J Mol Cell Cardiol. 2011 Oct;51(4):474-8. doi: 10.1016/j.yjmcc.2010.10.004. Epub 2010 Oct 16.
Heart failure afflicts ~5 million people and causes ~300,000 deaths a year in the United States alone. Heart failure is defined as a deficiency in the ability of the heart to pump sufficient blood in response to systemic demands, which results in fatigue, dyspnea, and/or edema. Identifying new therapeutic targets is a major focus of current research in the field. We and others have identified critical roles for protein kinase C (PKC) family members in programming aspects of heart failure pathogenesis. More specifically, mechanistic data have emerged over the past 6-7 years that directly implicate PKCα, a conventional PKC family member, as a nodal regulator of heart failure propensity. Indeed, deletion of the PKCα gene in mice, or its inhibition in rodents with drugs or a dominant negative mutant and/or inhibitory peptide, has shown dramatic protective effects that antagonize the development of heart failure. This review will weigh all the evidence implicating PKCα as a novel therapeutic target to consider for the treatment of heart failure. This article is part of a special issue entitled "Key Signaling Molecules in Hypertrophy and Heart Failure."

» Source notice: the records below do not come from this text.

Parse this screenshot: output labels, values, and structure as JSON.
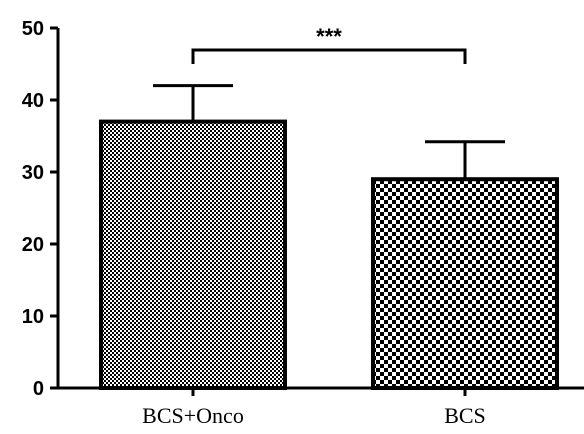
{
  "chart_data": {
    "type": "bar",
    "categories": [
      "BCS+Onco",
      "BCS"
    ],
    "values": [
      37,
      29
    ],
    "errors": [
      5,
      5.2
    ],
    "patterns": [
      "fine-checker",
      "coarse-checker"
    ],
    "ylim": [
      0,
      50
    ],
    "yticks": [
      0,
      10,
      20,
      30,
      40,
      50
    ],
    "significance": {
      "between": [
        0,
        1
      ],
      "label": "***"
    },
    "bar_color": "#000000",
    "background": "#ffffff"
  }
}
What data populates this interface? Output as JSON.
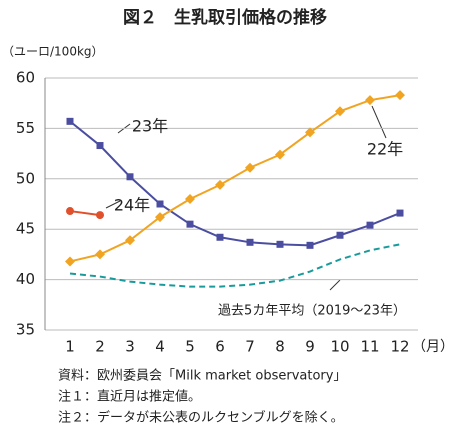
{
  "chart_data": {
    "type": "line",
    "title": "図２　生乳取引価格の推移",
    "y_label": "（ユーロ/100kg）",
    "x_unit": "（月）",
    "categories": [
      "1",
      "2",
      "3",
      "4",
      "5",
      "6",
      "7",
      "8",
      "9",
      "10",
      "11",
      "12"
    ],
    "ylim": [
      35,
      60
    ],
    "yticks": [
      35,
      40,
      45,
      50,
      55,
      60
    ],
    "grid": true,
    "series": [
      {
        "name": "23年",
        "color": "#4b4ea0",
        "marker": "square",
        "values": [
          55.7,
          53.3,
          50.2,
          47.5,
          45.5,
          44.2,
          43.7,
          43.5,
          43.4,
          44.4,
          45.4,
          46.6
        ]
      },
      {
        "name": "22年",
        "color": "#f0a422",
        "marker": "diamond",
        "values": [
          41.8,
          42.5,
          43.9,
          46.2,
          48.0,
          49.4,
          51.1,
          52.4,
          54.6,
          56.7,
          57.8,
          58.3
        ]
      },
      {
        "name": "24年",
        "color": "#e0502a",
        "marker": "circle",
        "values": [
          46.8,
          46.4,
          null,
          null,
          null,
          null,
          null,
          null,
          null,
          null,
          null,
          null
        ]
      },
      {
        "name": "過去5カ年平均（2019～23年）",
        "color": "#1a9a9a",
        "marker": "none",
        "dash": true,
        "values": [
          40.6,
          40.3,
          39.8,
          39.5,
          39.3,
          39.3,
          39.5,
          39.9,
          40.8,
          42.0,
          42.9,
          43.5
        ]
      }
    ],
    "notes": [
      "資料：欧州委員会「Milk market observatory」",
      "注１：直近月は推定値。",
      "注２：データが未公表のルクセンブルグを除く。"
    ]
  }
}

心力衰竭影响美国约 500 万人,并导致每年约 30 万人死亡。心力衰竭被定义为心脏在应对全身需求时泵血能力不足,导致疲劳、呼吸困难和/或水肿。确定新的治疗靶点是该领域当前研究的主要重点。我们和其他人已经确定蛋白激酶 C(PKC)家族成员在心力衰竭发病机制的某些方面起着关键作用。更具体地说,过去 6-7 年出现了机制数据,直接表明经典 PKC 家族成员 PKCα 是心力衰竭易感性的节点调节剂。事实上,在小鼠中删除 PKCα 基因,或用药物、显性负突变体和/或抑制肽抑制啮齿动物中的 PKCα,已显示出对抗心力衰竭发展的显著保护作用。这篇综述将权衡所有将 PKCα 作为治疗心力衰竭的新型治疗靶点的证据。本文是题为“肥大和心力衰竭中的关键信号分子”的特刊的一部分。